実家に帰るとテレビをみる。テレビをみると実家にいると実感する。
夜ご飯が終わり宿題を始めるまでの、なんとなくダラダラする時間。その時とまったく同じような番組が今も流れている。
同じテロップ、同じリアクション。
「同じものを生産し続けるのが"商品"だ」と経営学の授業で聞いた気がする。私の淹れたお茶は商品にならず綾鷹が商品になるのは、まったく同じものを作れる保証があるから。
テレビの中の芸能人やスタッフ達のプロな仕事に感嘆しながら、最近聞いたPodcastを思い出す。宇多丸さんの「シネマランキング2025」スペシャルPODCAST第3部にて吉野家ホールディングスの河村泰貴会長が言っていた。
"(吉野家の牛丼は)ミリ単位、ナノ単位の細かい改善をずっと続けている"
"常に改善を続けていないと"やっぱり美味しいね"とは言ってもらえない"
なるほど変わっていたのか。「変わらない味だな」その裏には変化があったのだ。牛丼のように美味しい変化がされていれば嬉しいのだが、ふと周りをみると不安になる。人を殺す武器を輸出して稼ぐ国になってるし、十分な説明なしに外国人の起業ハードルを大幅に上げている。

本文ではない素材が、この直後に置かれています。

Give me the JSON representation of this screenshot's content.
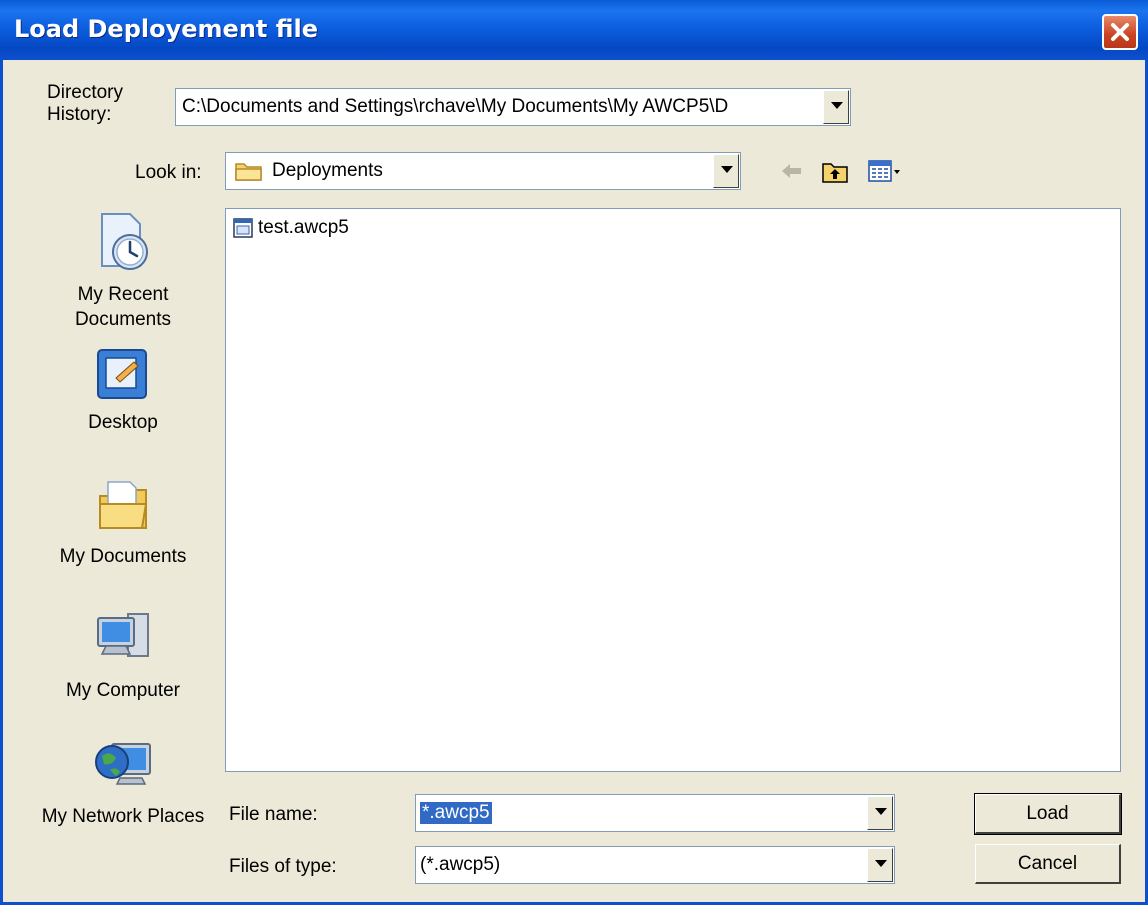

「日に日に世界が悪くなる」うん、気のせいじゃないと私も思うよと、紅白を見ながら独りごちた。
無根拠に煽るのも良くないので、世界をジッと見つめてみようと思う。
できるだけ同じところから、同じものを見続ける。
ニュースといえばのPodcast「荻上チキ・Session」を定点観測してみる。
何も世界が悪くなることなんて望んでいない。
できれば、良くなってんじゃんと思えますように。